Now that the Chicago teachers strike has been resolved, the Monday morning quarterbacking can begin. One question of likely interest to readers of this blog is whether the Chicago Tribune should have refused to publish this ad:
The interesting thing here is that the Tribune did refuse to publish the ad. Given that the paper has not exactly been known to be either a supporter of unions or a bastion of unbiased journalism, or in such sound financial shape that they can kiss off full page ads, they must have believed that something important was at stake. Supporters of the ad say that the reason given was the ad’s “‘racial overtones,'” but that “‘the message of the ad has nothing to do with race.'”
And it is even more interesting to consider that they may both be right. It seems that both sides agree that the photograph of The Stand at the Schoolhouse Door was all about race. Alabama Governor George Wallace may not have liked unions either, but he was standing to stop racial integration–first, last, and always. But a photo of injustice and intransigence in one domain such as race relations certainly could be appropriate to use in another domain–for example, progressives would not be likely object to the image being used to oppose gender discrimination. And enough change has occurred socially and demographically that one can imagine that a group once oppressed now could themselves be part of an organization that is blocking reform.
Indeed, some progressives have argued unions are obstructing progress. Eric Liu and Nick Hanauer set out this conundrum in two sentences: “Unions are a crucially important part of our economy and society. Unions have become overly protectionist and are in need of enormous amounts of reform” (The Gardens of Democracy, p. 7). So, one could conceivably use a racially charged photograph with a post-racial intention. And one might believe that the message of the ad had nothing to do about race, because “message” would mean what those making the ad intended to say.
But as we all learn, it is easy to say more than one intends, not least because the meaning of what is said (and shown) also depends on how it is interpreted. It could well be that the Chicago Tribune was connected closely enough to its readership and its community to believe, perhaps correctly, that this photo from the civil rights era could be incendiary or at least distort and damage the negotiations and public discussion by making race more of a factor than was right. More to the point, some might have felt that its use was a slap in the face for African-Americans: indeed, how could the ad not be insulting when it equated union negotiations over working conditions with white resistance on behalf of a society that was profoundly unjust, inhumane, vicious, and destructive, and suggested that poor schooling was not the legacy of racism and poverty but rather the work of a multiracial union.

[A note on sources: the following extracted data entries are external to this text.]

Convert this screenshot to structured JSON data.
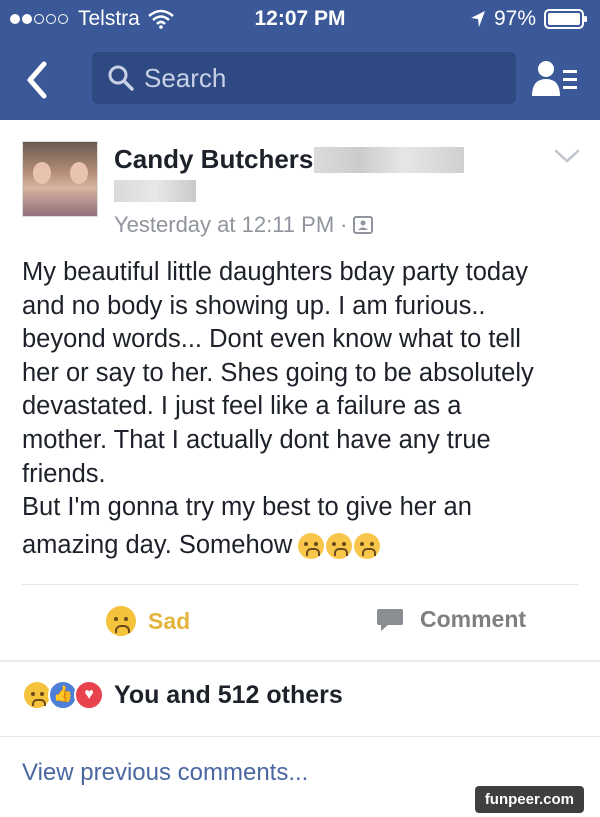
{
  "status_bar": {
    "carrier": "Telstra",
    "time": "12:07 PM",
    "battery": "97%"
  },
  "nav": {
    "search_placeholder": "Search"
  },
  "post": {
    "author": "Candy Butchers",
    "timestamp": "Yesterday at 12:11 PM",
    "separator": "·",
    "body_lines": [
      "My beautiful little daughters bday party today",
      "and no body is showing up. I am furious..",
      "beyond words... Dont even know what to tell",
      "her or say to her. Shes going to be absolutely",
      "devastated. I just feel like a failure as a",
      "mother. That I actually dont have any true",
      "friends.",
      "But I'm gonna try my best to give her an",
      "amazing day. Somehow"
    ],
    "actions": {
      "sad_label": "Sad",
      "comment_label": "Comment"
    },
    "reactions_summary": "You and 512 others",
    "view_previous": "View previous comments..."
  },
  "watermark": "funpeer.com",
  "colors": {
    "header_blue": "#3b5998",
    "search_bg": "#2f4a83",
    "sad_yellow": "#e3b53c",
    "link_blue": "#4b67a1"
  }
}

To which the reply would be, again: “But that’s not what we meant.” And it might not have been; if you look at the other ads put out by The Center for Union Facts, they do not look like a Tea Party organization. I mention the Tea Party for good reason, as it has provided many–way too many–examples of people making patently racist jokes, drawings, Photoshopped photographs, and other vile statements about Barack Obama and then claiming that they were not being racist. And maybe they really did believe that about themselves: to lack that much sensitivity requires staggering deficits in both knowledge and empathy, but ya know. . . .
But I digress. Some scholars of rhetoric argue that persuasion, and particularly the ethical dimension of persuasion, comes down to our assessment of the speaker’s character. (See, for example, For the Sake of Argument, by Eugene Garver.) Thus, once you get enough evidence of a person’s character, you can start making judgments about whether to trust what they say, and what they say about what they say. Some of that evidence is provided in the saying, but sometimes you simply can’t tell. In the case before us, one photograph intentionally taken out of its original context may not provide enough evidence to judge. Or once again, where you stand may depend on where you sit.
In any case, we might want to avoid becoming too wrapped up in one photograph and one ad. On the one hand, it is but one example of many, many cases of how people–particularly conservatives, but some progressives as well–are working the edges of the idea that the old identitarian politics no longer apply since Obama has moved beyond them. On the other hand, there are many photographs that suggest that something beautiful already has happened: that a multiracial society really is emerging in the US. If that is so, it doesn’t resolve the controversy about the ad, or about how to best improve urban schools. It is interesting, however, that to see that change you need look no farther than the Chicago Tribune slide show on the teachers strike.